Blog

Words, Senses, Entities

Wed 02 October 2013

Language is noisy and ambiguous, as humans we're really good at using context to understand the meaning of a sentence. Computers don't have it so easy. Consider the following two sentences:

  • "The bank charged $30 to go over my overdraft!"
  • "Dutch Drivers Take Tesla Model S 388 Miles On A Single Charge".

How can we extract useful information from these? It's obvious to a human that the word "bank" refers to a financial institution rather than part of a river, but a computer needs to be told the difference. The word "charge" is used in both sentences, does it mean a financial payment or battery capacity? The different senses have very different implications for the underlying sentiment of the sentence.

We've just rolled out some improvements to our engine for handling cases like these, made possible by enhanced support for Word Sense Disambiguation in TextRazor's API.

TextRazor uses knowledge of the English language and deep semantic relationships between words to help choose the most likely sense of each word. This makes it possible to correctly extract the negative opinion in the first sentence above, and classify the second story under "electric cars".

Linked Data

One of TextRazor's most popular pieces of functionality is Entity Linking and Topic Detection, enabling powerful search and discovery applications by creating connections between themes in your documents.

TextRazor uses the standard WordNet 3.1 lexical database for our sense inventory. Many WordNet senses can be unambiguously mapped to Wikipedia and other Linked Open Data sources - which can then be used as a strong signal for classifying ambiguous words in the entity disambiguation stage. So, for example, if we spot the word "Apple" in the context of eating, we know that it's highly likely to be the "apple (fruit with red or yellow or green skin and sweet to tart crisp whitish flesh)" sense, which we know is the same concept as http://en.wikipedia.org/wiki/Apple. This helps us decide that the word should not be linked to http://en.wikipedia.org/wiki/Apple_Inc, and gives less support to the hypothesis that the document as a whole is about technology.

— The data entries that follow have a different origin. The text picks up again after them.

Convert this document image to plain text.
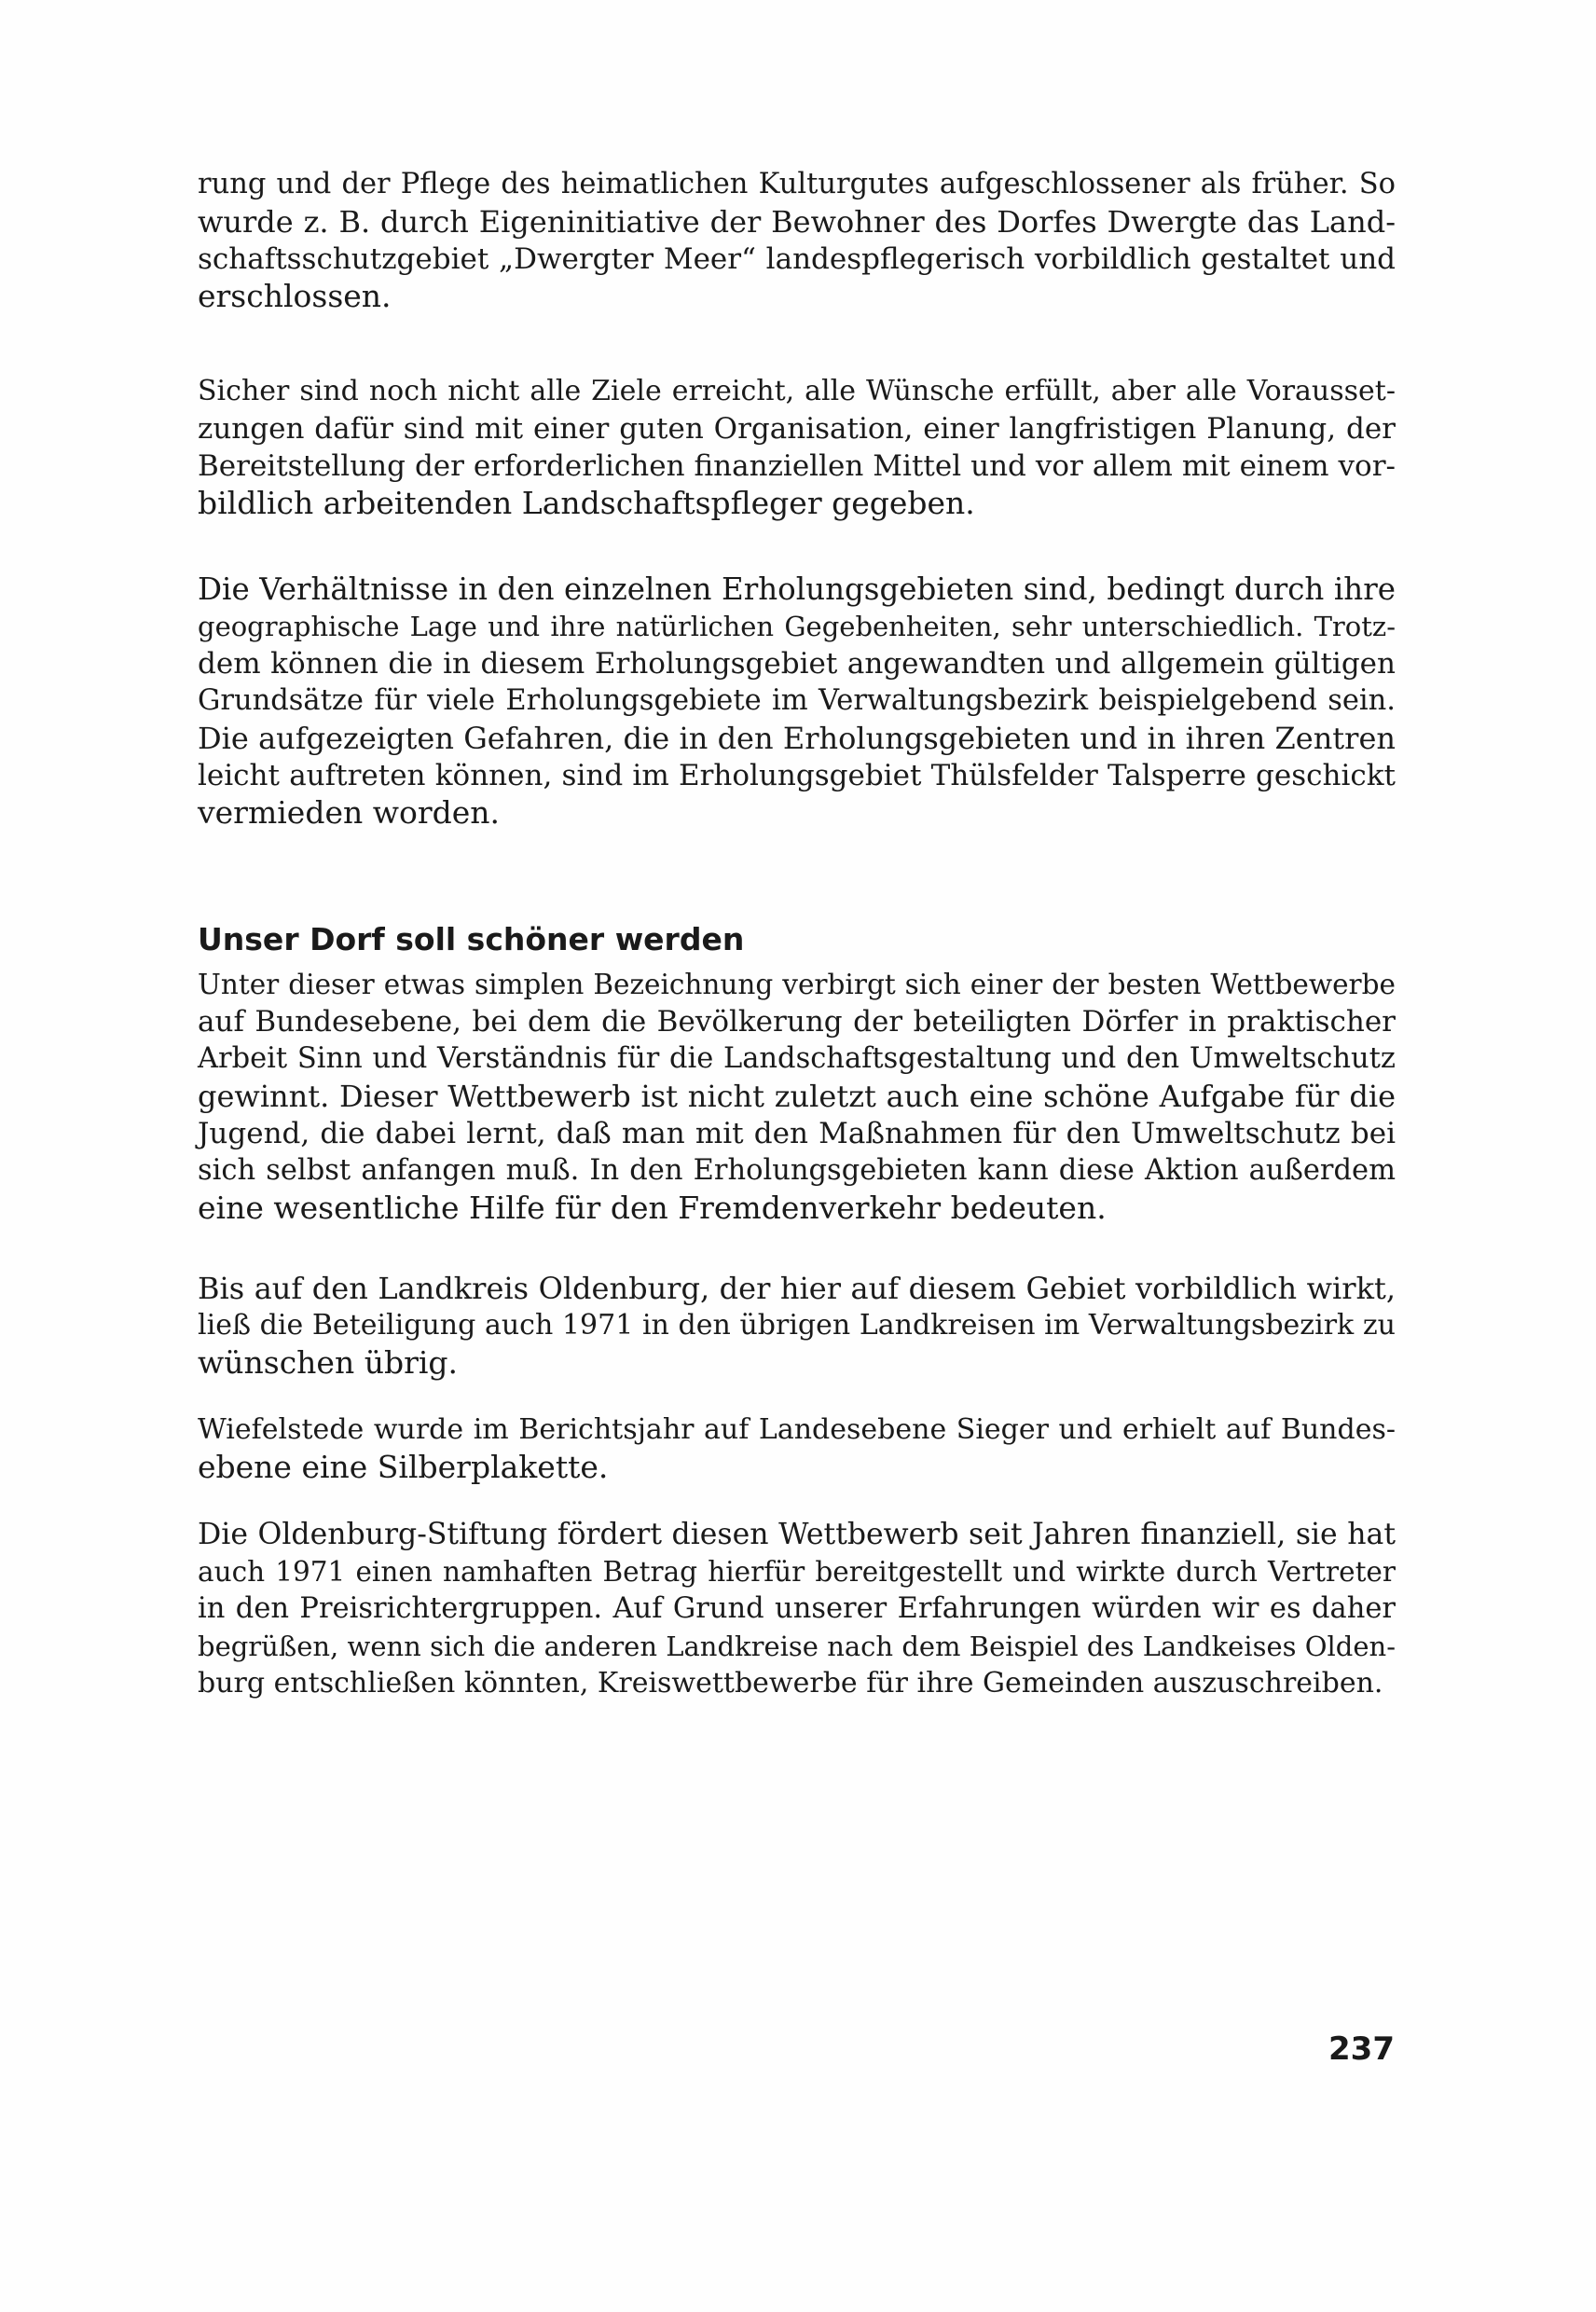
rung und der Pflege des heimatlichen Kulturgutes aufgeschlossener als früher. So
wurde z. B. durch Eigeninitiative der Bewohner des Dorfes Dwergte das Land-
schaftsschutzgebiet „Dwergter Meer“ landespflegerisch vorbildlich gestaltet und
erschlossen.

Sicher sind noch nicht alle Ziele erreicht, alle Wünsche erfüllt, aber alle Vorausset-
zungen dafür sind mit einer guten Organisation, einer langfristigen Planung, der
Bereitstellung der erforderlichen finanziellen Mittel und vor allem mit einem vor-
bildlich arbeitenden Landschaftspfleger gegeben.

Die Verhältnisse in den einzelnen Erholungsgebieten sind, bedingt durch ihre
geographische Lage und ihre natürlichen Gegebenheiten, sehr unterschiedlich. Trotz-
dem können die in diesem Erholungsgebiet angewandten und allgemein gültigen
Grundsätze für viele Erholungsgebiete im Verwaltungsbezirk beispielgebend sein.
Die aufgezeigten Gefahren, die in den Erholungsgebieten und in ihren Zentren
leicht auftreten können, sind im Erholungsgebiet Thülsfelder Talsperre geschickt
vermieden worden.

Unser Dorf soll schöner werden

Unter dieser etwas simplen Bezeichnung verbirgt sich einer der besten Wettbewerbe
auf Bundesebene, bei dem die Bevölkerung der beteiligten Dörfer in praktischer
Arbeit Sinn und Verständnis für die Landschaftsgestaltung und den Umweltschutz
gewinnt. Dieser Wettbewerb ist nicht zuletzt auch eine schöne Aufgabe für die
Jugend, die dabei lernt, daß man mit den Maßnahmen für den Umweltschutz bei
sich selbst anfangen muß. In den Erholungsgebieten kann diese Aktion außerdem
eine wesentliche Hilfe für den Fremdenverkehr bedeuten.

Bis auf den Landkreis Oldenburg, der hier auf diesem Gebiet vorbildlich wirkt,
ließ die Beteiligung auch 1971 in den übrigen Landkreisen im Verwaltungsbezirk zu
wünschen übrig.

Wiefelstede wurde im Berichtsjahr auf Landesebene Sieger und erhielt auf Bundes-
ebene eine Silberplakette.

Die Oldenburg-Stiftung fördert diesen Wettbewerb seit Jahren finanziell, sie hat
auch 1971 einen namhaften Betrag hierfür bereitgestellt und wirkte durch Vertreter
in den Preisrichtergruppen. Auf Grund unserer Erfahrungen würden wir es daher
begrüßen, wenn sich die anderen Landkreise nach dem Beispiel des Landkeises Olden-
burg entschließen könnten, Kreiswettbewerbe für ihre Gemeinden auszuschreiben.

237
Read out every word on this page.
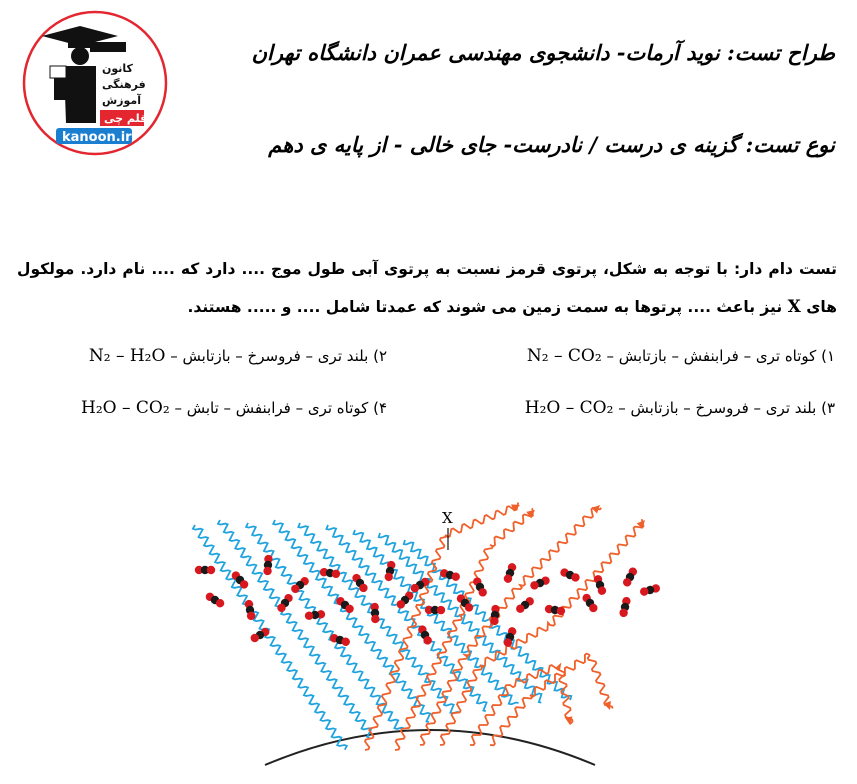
کانون
فرهنگی
آموزش
قلم چی
kanoon.ir
طراح تست: نوید آرمات- دانشجوی مهندسی عمران دانشگاه تهران
نوع تست: گزینه ی درست / نادرست- جای خالی - از پایه ی دهم
تست دام دار: با توجه به شکل، پرتوی قرمز نسبت به پرتوی آبی طول موج .... دارد که .... نام دارد. مولکول های X نیز باعث .... پرتوها به سمت زمین می شوند که عمدتا شامل .... و ..... هستند.
۱) کوتاه تری – فرابنفش – بازتابش – N₂ – CO₂
۲) بلند تری – فروسرخ – بازتابش – N₂ – H₂O
۳) بلند تری – فروسرخ – بازتابش – H₂O – CO₂
۴) کوتاه تری – فرابنفش – تابش – H₂O – CO₂
X
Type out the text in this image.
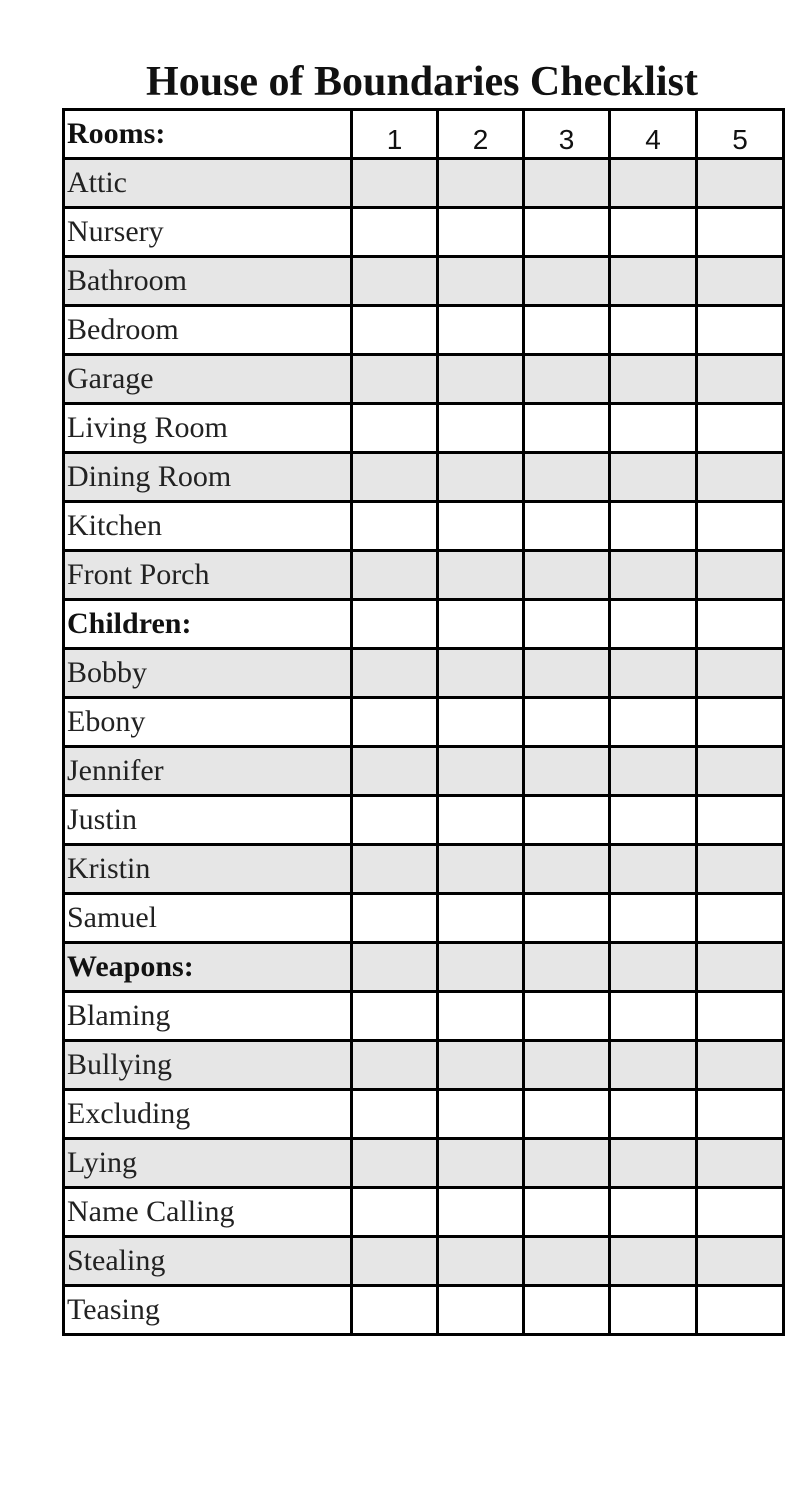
House of Boundaries Checklist
Rooms:	1	2	3	4	5
Attic					
Nursery					
Bathroom					
Bedroom					
Garage					
Living Room					
Dining Room					
Kitchen					
Front Porch					
Children:					
Bobby					
Ebony					
Jennifer					
Justin					
Kristin					
Samuel					
Weapons:					
Blaming					
Bullying					
Excluding					
Lying					
Name Calling					
Stealing					
Teasing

TextRazor gets much of its disambiguation power from the huge amount of contextual information on millions of different entities in Wikipedia. Wikipedia isn't so helpful with more common concepts though, and we've found that combining it with a comprehensive lexical resource like Wordnet can bring a big improvement in those areas.

Synonyms

Another useful TextRazor feature is the ability to return synonyms and other words related to your content. We use sense information to filter out synonyms that aren't relevant given their context, enabling powerful context aware search systems and more flexible text mining rules.

API

We've just launched support for returning word sense information in the API - simply add "senses" to the "extractors" in your TextRazor requests and we'll return an array of candidate WordNet 3.1 senses with each word, along with a confidence score of each one. Even if you don't need explicit sense information in your app, hopefully you have noticed a nice jump in entity extraction/topic detection/synonym extraction performance.